Being a vet is knowing the immortality of nature and wanting to preserve it ever more beautiful.
Being a vet is to hear miewing, lowing, bleeting, neighing, trilling, crowing and clucking and barking and, mainly, to interpret their meaning and understand them. It is to enjoy moist soil, the countryside, woods, scrubland and open spaces, moons and rain.
Being a vet is not to care whether animals think or not, but to care whether they suffer. It is to dedicate a part of your being to the art of saving lives.
Being a vet is to approach your instincts; to lose your fears. It is to gain friends of fur and feather who will never let you down.
Being a vet is to detest confinement and cages. It is to invest huge amounts of time appreciating flocks, herds and bird flight; to continuously discover oneself through animals.

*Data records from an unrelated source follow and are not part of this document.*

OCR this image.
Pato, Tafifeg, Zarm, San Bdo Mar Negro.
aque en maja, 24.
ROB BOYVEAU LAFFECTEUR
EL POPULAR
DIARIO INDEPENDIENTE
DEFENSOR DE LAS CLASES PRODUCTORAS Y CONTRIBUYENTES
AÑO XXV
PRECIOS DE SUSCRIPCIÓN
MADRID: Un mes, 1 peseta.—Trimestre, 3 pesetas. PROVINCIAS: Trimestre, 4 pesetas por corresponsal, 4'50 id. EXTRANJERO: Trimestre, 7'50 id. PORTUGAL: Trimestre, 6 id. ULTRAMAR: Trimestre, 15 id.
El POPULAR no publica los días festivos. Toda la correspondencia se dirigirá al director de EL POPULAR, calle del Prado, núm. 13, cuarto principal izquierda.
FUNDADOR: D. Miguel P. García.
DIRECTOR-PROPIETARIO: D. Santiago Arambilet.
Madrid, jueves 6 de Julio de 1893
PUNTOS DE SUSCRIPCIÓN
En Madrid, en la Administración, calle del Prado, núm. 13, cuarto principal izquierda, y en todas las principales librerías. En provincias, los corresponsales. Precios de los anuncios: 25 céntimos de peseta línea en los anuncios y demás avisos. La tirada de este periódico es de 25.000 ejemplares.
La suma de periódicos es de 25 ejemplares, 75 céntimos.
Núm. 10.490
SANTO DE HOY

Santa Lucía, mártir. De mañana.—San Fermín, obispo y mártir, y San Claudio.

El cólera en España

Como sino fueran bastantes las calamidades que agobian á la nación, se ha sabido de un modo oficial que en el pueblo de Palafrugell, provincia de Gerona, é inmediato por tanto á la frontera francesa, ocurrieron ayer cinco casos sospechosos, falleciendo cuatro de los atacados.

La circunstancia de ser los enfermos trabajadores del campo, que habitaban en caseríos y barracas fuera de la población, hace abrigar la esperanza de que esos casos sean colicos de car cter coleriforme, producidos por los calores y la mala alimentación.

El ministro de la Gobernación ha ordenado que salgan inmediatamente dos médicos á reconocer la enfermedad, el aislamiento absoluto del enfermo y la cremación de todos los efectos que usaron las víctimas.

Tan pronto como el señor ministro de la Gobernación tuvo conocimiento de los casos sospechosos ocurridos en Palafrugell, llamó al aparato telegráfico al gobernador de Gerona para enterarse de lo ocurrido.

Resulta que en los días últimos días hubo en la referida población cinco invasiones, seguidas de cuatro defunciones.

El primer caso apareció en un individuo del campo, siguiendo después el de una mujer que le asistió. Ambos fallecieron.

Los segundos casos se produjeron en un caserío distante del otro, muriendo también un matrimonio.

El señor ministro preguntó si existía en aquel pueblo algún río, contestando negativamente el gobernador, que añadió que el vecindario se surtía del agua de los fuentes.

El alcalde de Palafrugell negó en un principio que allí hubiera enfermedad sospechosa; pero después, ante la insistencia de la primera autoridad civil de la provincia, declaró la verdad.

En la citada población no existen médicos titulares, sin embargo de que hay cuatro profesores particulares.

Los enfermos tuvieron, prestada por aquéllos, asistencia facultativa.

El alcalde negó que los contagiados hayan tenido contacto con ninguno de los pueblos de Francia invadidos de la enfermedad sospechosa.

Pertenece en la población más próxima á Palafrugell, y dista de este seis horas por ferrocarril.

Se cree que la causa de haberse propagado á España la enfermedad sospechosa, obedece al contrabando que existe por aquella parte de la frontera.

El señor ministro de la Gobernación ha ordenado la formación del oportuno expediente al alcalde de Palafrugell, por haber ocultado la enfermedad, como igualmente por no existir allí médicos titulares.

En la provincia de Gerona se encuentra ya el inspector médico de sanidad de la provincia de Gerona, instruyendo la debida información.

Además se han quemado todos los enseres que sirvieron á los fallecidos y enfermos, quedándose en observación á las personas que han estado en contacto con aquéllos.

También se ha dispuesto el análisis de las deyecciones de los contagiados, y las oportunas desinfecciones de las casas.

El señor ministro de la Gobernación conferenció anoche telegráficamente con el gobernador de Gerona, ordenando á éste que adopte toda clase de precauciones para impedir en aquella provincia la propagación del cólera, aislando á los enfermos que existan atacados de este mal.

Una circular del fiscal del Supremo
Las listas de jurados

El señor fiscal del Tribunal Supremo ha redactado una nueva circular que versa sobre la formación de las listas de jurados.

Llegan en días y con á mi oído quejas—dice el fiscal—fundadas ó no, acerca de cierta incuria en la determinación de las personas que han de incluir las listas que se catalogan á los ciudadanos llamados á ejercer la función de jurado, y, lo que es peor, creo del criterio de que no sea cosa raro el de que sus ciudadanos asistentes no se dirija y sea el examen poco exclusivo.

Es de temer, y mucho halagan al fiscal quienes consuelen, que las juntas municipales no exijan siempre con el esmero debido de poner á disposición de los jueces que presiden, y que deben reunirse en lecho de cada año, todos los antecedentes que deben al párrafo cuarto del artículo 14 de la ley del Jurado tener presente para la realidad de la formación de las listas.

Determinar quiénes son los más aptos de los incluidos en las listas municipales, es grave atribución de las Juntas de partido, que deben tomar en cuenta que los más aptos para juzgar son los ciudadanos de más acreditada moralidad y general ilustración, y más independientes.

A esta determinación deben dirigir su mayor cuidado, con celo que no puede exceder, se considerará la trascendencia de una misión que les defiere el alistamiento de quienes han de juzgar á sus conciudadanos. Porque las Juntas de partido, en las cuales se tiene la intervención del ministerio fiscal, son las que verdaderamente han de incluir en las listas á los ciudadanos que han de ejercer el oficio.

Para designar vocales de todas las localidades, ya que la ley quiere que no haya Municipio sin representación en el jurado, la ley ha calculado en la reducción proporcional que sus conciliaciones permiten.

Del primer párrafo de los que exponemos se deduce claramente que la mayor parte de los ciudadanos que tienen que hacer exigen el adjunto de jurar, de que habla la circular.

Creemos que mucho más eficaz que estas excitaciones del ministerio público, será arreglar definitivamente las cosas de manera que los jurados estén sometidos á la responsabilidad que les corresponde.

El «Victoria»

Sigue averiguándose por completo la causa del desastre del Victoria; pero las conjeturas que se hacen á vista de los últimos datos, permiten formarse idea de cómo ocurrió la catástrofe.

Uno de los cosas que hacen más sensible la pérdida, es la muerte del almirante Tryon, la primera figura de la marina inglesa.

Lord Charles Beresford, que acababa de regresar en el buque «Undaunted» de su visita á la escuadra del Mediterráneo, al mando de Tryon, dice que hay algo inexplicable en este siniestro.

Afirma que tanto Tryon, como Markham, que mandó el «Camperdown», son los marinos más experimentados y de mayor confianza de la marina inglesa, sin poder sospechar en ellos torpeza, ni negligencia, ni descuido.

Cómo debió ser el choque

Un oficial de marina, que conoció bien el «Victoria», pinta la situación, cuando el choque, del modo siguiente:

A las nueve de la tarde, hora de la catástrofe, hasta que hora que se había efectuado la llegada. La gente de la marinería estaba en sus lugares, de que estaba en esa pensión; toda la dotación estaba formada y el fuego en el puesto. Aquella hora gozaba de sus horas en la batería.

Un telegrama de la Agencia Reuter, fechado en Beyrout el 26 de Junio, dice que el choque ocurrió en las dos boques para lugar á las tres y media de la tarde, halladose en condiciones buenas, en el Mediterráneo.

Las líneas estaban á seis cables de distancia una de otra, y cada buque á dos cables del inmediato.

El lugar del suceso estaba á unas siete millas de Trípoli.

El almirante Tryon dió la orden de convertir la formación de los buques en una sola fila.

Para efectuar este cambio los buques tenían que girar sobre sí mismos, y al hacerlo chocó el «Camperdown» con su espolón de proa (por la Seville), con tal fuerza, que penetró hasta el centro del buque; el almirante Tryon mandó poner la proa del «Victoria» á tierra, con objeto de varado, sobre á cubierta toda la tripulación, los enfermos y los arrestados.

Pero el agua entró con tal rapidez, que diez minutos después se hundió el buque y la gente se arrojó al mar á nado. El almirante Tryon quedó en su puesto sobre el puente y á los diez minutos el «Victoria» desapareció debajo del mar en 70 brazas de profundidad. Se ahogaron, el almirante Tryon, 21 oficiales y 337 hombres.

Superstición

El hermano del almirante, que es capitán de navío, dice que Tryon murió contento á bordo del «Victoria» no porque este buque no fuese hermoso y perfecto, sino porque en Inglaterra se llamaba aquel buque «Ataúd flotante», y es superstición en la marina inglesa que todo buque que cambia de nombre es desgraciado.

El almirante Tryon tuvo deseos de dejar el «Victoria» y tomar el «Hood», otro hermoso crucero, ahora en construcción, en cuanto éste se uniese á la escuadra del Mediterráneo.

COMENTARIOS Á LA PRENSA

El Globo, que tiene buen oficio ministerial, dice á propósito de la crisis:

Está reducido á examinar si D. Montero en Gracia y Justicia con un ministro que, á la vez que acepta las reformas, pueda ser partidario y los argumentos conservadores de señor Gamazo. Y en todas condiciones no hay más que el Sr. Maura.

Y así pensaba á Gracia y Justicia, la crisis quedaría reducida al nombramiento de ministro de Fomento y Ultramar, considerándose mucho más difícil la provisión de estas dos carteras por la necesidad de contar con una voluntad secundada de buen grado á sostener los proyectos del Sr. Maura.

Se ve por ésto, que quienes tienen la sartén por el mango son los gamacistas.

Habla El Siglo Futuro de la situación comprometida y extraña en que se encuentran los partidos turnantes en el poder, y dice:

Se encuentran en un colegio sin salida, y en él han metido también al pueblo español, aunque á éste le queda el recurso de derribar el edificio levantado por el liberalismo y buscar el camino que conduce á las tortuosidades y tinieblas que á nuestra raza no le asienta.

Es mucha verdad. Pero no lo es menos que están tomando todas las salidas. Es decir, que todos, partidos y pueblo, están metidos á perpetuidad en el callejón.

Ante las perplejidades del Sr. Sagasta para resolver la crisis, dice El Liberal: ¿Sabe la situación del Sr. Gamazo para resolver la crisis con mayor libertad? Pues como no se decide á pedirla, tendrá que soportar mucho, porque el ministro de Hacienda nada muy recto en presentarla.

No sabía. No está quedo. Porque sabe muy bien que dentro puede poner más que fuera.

Being a vet is having the capacity to interpret tail wagging, loving scratches and affectionate bites.
Being a vet is being able to understand sad yes, drooping ears, hot noses, unrest or unnatural naps.
Being a vet is being able to read the body language of animals and understand mute pleas for help. It is to interpret gestures and attitudes of pain, and to know how to aleviate it. It is to smell wet fur and pillows that smell of cat, of sheep, of farmyard, of manure.
Being a vet is to have the courage to penetrate into a different world and yet remain unchanged. It is having the capacity to recognise that mute gratitude is undoubtedly the only true gratitude. It is to smell the breath of a puppy and recall one´s own childhood.
Being a vet is to coexist alongside profound lessons of love and life.
Being a vet is to share, daily, in the miracle of life. It is to coexist with death, to know that it is definite, but not always unpleasant. We can all study veterinary science, but we will not all become vets.
Translated, adapted and modified from a publication of the Federal College of Veterinary Surgeons of Brasil, 1996, by Manuel Godoy (Mendoza - Argentina).